Biden seçildiği takdirde bütün bu açıklamalarının oluşturduğu, ayrıca geçmişte Yunanistan’a yakınlığının da dikkat çektiği yüklü bir envanterden söz ediyoruz. Gelgelelim bir de madalyonun ABD’nin stratejik çıkarlarının baskın olduğu diğer yüzü var.
Biden, Obama’nın başkan yardımcısı olarak görev yaptığı dönemde Türkiye’yi birçok kez ziyaret etmiş, Erdoğan’ı tanıyan, Türkiye ile ABD arasındaki ilişkilerin önemini vurgulamış olan bir siyasetçi. Dış politika alanındaki geniş tecrübesiyle Türkiye’nin bulunduğu bölgedeki etkisini, kapasitesini göz ardı edemeyecektir. Bu çerçevede ABD’nin Türkiye’deki ve bölgedeki çıkarları, seçildiği takdirde Biden’ı Türkiye ve Cumhurbaşkanı Erdoğan ile yakın bir çalışma ilişkisi kurma arayışına yöneltecektir.
Burada iki tarafın bu ilişkide nasıl bir denge bulacakları kritik bir sorudur. Bu dengeyi bulabilmeleri zaman da alabilir. Bu arada, Türkiye’de ifade özgürlüğünün durumu gibi başlıkların Demokrat bir yönetimde ABD’nin resmi söylemine de gireceğini tahmin etmek güç değildir. Bu yönleriyle ilişkinin biraz daha ‘çekişmeli’ bir görüntü kazanması söz konusu olabilir.

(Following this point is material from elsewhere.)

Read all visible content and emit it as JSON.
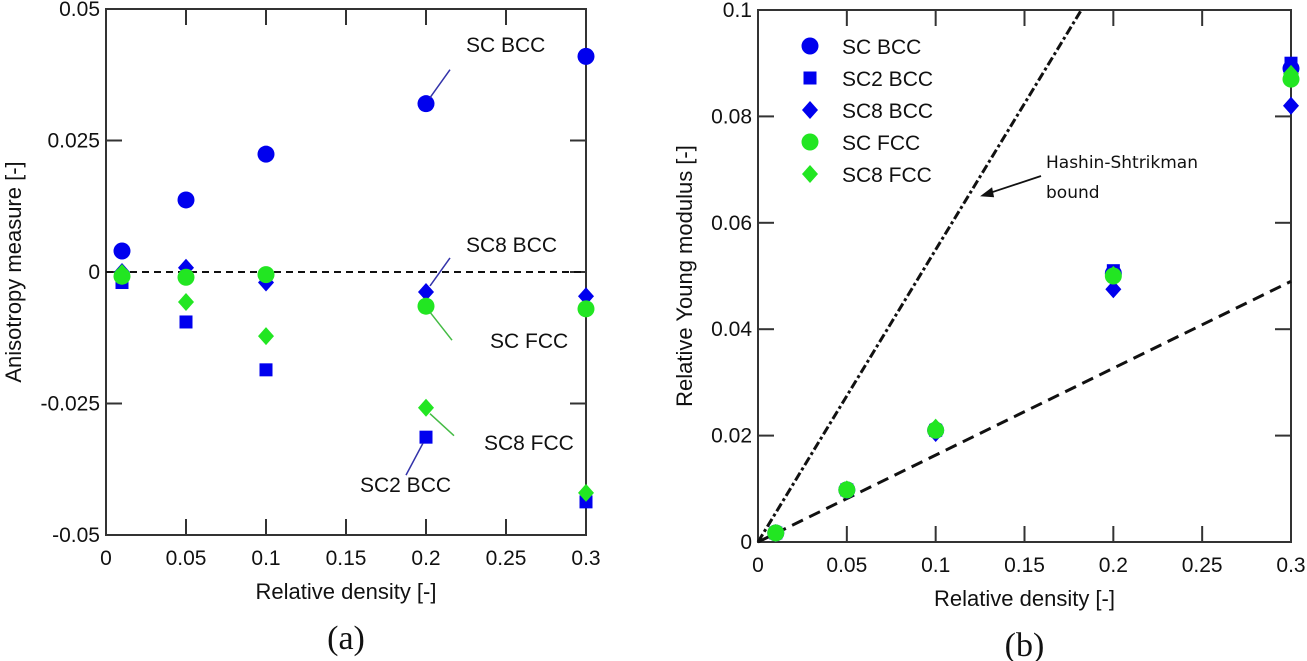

Bu arada S-400 başlığının, -ister Trump seçilsin ister Biden- ciddi bir pürüz olarak ilişkilerin gündemini meşgul edeceğini söylemeliyiz. Keza ABD’nin Fırat’ın doğusunda YPG’ye verdiği destekte değişikliğe gitmesi her iki senaryoda da uzak bir ihtimal gibi görünüyor.
Her halükârda bütün sorunların iç içe geçtiği son derece zor ve karmaşık bir gündem bekliyor Türkiye ile ABD arasındaki ilişkileri bugünkü ABD başkanlık seçimi sonrasında da.